Hi I am reading from a text file and saving each line (split by a comma) into an array. The only problem is that most of the elements in the array are double values where as two elements are strings. As a result of this I had to make the array a String[] array. Due to this, whenever I want to perform some equations on the double values in the array, I have to first parse them as a double value. I am literally running 1000+ iterations of these equations, therefore my code is constantly parsing the strings into a double. This is a costly way which is slowing down my program. Is there a better way I can convert the values from the string array to double values or is there a better approach I should take when saving the lines from the text file? Thanks
Here is what one of the arrays looks like after I have read from the text file:
String[] details = {"24.9", "100.0", "19.2" , "82.0", "Harry", "Smith", "45.0"};
I now need to multiply the first 2 elements and add that to the sum of the 3rd, 4th and 7th elements. In other words I am only using the numerical elements (that are ofcourse saved as strings)
double score = (Double.parseDouble(details[0]) * Double.parseDouble(details[1])) + Double.parseDouble(details[2]) + Double.parseDouble(details[3]) + Double.parseDouble(details[6]);
I have to do this for every single line in the text file (1000+ lines). As a result of this my program is running very slowly. Is there a better way I can convert the string values into a double? or is there a better way I should go about storing them in the first place?
EDIT: I have used profiler to check which part of the code is the slowest and it is indeed the code that I have shown above
Here's an example of generating an input file like the one you describe that's 10000 lines long, then reading it back in and doing the calculation you posted and printing the result to stdout. I specifically disable any buffering when reading the file in order to get the worst possible read performance. I'm also not doing any caching at all, as others have suggested. The entire process, including generating the file, doing the calculation, and printing the results, consistently takes around 520-550 ms.
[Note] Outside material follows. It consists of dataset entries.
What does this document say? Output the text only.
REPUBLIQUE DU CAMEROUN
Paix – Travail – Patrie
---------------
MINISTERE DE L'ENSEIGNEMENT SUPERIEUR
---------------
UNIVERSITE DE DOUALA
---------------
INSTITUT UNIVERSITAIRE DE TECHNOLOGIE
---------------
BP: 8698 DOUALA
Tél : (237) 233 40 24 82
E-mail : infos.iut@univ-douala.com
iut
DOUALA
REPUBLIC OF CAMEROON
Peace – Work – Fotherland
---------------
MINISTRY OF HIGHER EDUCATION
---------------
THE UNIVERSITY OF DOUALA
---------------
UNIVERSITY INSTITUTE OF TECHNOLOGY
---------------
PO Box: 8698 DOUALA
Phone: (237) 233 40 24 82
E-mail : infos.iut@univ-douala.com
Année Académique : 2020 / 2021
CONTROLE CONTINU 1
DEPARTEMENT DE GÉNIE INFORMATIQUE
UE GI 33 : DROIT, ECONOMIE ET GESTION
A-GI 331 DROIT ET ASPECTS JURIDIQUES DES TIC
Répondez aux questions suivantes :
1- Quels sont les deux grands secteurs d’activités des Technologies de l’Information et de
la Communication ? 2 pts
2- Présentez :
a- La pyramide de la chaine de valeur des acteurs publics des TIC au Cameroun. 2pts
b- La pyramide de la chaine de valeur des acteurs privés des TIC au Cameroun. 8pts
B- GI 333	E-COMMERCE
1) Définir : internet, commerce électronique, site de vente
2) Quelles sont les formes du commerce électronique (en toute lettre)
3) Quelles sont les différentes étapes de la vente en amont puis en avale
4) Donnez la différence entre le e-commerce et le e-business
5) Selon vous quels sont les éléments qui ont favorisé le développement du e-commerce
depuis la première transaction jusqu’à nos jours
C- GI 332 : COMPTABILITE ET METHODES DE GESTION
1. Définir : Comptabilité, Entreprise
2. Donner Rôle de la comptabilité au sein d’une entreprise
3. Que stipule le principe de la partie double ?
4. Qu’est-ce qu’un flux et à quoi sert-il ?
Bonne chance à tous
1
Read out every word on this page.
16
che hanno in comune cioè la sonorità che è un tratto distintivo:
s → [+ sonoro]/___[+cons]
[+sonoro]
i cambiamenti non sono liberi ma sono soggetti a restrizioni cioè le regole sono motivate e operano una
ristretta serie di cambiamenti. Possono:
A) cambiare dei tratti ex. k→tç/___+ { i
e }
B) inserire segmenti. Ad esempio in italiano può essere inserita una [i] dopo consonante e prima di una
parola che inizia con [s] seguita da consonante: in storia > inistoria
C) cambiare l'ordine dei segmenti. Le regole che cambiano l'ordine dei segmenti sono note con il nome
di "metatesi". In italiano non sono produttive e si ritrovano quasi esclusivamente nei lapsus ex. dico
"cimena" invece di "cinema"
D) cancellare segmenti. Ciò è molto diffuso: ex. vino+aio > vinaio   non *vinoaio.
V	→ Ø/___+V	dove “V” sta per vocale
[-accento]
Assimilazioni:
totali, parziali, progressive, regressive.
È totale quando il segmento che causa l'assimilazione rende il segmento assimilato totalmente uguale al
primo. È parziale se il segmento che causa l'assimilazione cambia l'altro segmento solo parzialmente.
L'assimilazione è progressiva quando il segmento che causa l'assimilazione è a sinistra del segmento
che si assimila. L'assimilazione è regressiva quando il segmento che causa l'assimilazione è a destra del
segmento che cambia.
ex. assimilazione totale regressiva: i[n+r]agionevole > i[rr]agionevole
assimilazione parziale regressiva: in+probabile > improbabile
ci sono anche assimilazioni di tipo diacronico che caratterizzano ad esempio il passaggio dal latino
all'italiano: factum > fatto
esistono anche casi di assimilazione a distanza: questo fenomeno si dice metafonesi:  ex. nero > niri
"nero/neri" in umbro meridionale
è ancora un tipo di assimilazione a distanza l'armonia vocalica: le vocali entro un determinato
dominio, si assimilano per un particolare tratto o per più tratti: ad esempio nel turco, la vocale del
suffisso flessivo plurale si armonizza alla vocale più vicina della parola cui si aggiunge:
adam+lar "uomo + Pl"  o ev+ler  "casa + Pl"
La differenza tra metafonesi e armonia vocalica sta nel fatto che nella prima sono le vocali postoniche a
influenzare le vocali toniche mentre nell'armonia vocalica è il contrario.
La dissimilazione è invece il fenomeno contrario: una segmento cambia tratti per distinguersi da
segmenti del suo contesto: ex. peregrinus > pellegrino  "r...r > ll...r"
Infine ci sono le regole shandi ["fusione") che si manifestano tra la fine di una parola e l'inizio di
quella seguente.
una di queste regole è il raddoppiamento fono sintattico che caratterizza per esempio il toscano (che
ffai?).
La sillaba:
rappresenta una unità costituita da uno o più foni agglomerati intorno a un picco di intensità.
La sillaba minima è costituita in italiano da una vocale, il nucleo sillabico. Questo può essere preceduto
That's hardly "slow", unless you're repeating this same process for hundreds or thousands of files. If you see drastically different performance from this, then maybe it's a hardware problem. A failing hard disk can drop read performance to nearly nothing.
import java.io.*;
import java.util.Random;
public class ReadingDoublesFromFileEfficiency {
private static Random random = new Random();
public static void main(String[] args) throws IOException {
long start = System.currentTimeMillis();
String filePath = createInputFile();
BufferedReader reader = new BufferedReader(new FileReader(filePath), 1);
String line;
while ((line = reader.readLine()) != null) {
String[] details = line.split(",");
double score = (Double.parseDouble(details[0]) * Double.parseDouble(details[1])) + Double.parseDouble(details[2]) + Double.parseDouble(details[3]) + Double.parseDouble(details[6]);
System.out.println(score);
}
reader.close();
long elapsed = System.currentTimeMillis() - start;
System.out.println("Took " + elapsed + " ms");
}
private static String createInputFile() throws IOException {
File file = File.createTempFile("testbed", null);
PrintWriter writer = new PrintWriter(new FileWriter(file));
for (int i = 0; i < 10000; i++) {
writer.println(randomLine());
}
writer.close();
return file.getAbsolutePath();
}
private static String randomLine() {
return String.format("%f,%f,%f,%f,%s,%s,%f",
score(), score(), score(), score(), name(), name(), score());
}
private static String name() {
String name = "";
for (int i = 0; i < 10; i++) {
name += (char) (random.nextInt(26) + 97);
}
return name;
}
private static double score() {
return random.nextDouble() * 100;
}
}
You'd do better to create a proper object and store the values in that - this gives you two major benefits, 1) your code will be faster since you avoid needlessly recomputing double values and 2) your code will be clearer, since the fields will be named rather than making calls like details[0]
where it's completely unclear what [0]
is referring to.
Due to 2) I don't know what the fields are supposed to be, so obviously your class will look different, but the idea's the same:
public class PersonScore {
private double[] multipliers = new double[2];
private double[] summers = new double[3];
private String first;
private String last;
// expects a parsed CSV String
public PersonScore(String[] arr) {
if(arr.length != 7)
throw new InvalidArgumentException("Must pass exactly 7 fields");
multipliers[0] = Double.parseDouble(arr[0]);
multipliers[1] = Double.parseDouble(arr[1]);
summers[0] = Double.parseDouble(arr[2]);
summers[0] = Double.parseDouble(arr[3]);
summers[0] = Double.parseDouble(arr[6]);
first = arr[4];
last = arr[5];
}
public double score() {
double ret = 1;
for(double mult : multipliers)
ret *= mult;
for(double sum : summers)
ret += sum;
return ret;
}
public String toString() {
return first+" "+last+": "+score();
}
}
Notice there's an additional benefit, that the score method is now more robust. Your implementation above hard-coded the fields we wanted to use, but by parsing and storing the fields as structure content, we're able to implement a more readable, more scalable score calculation method.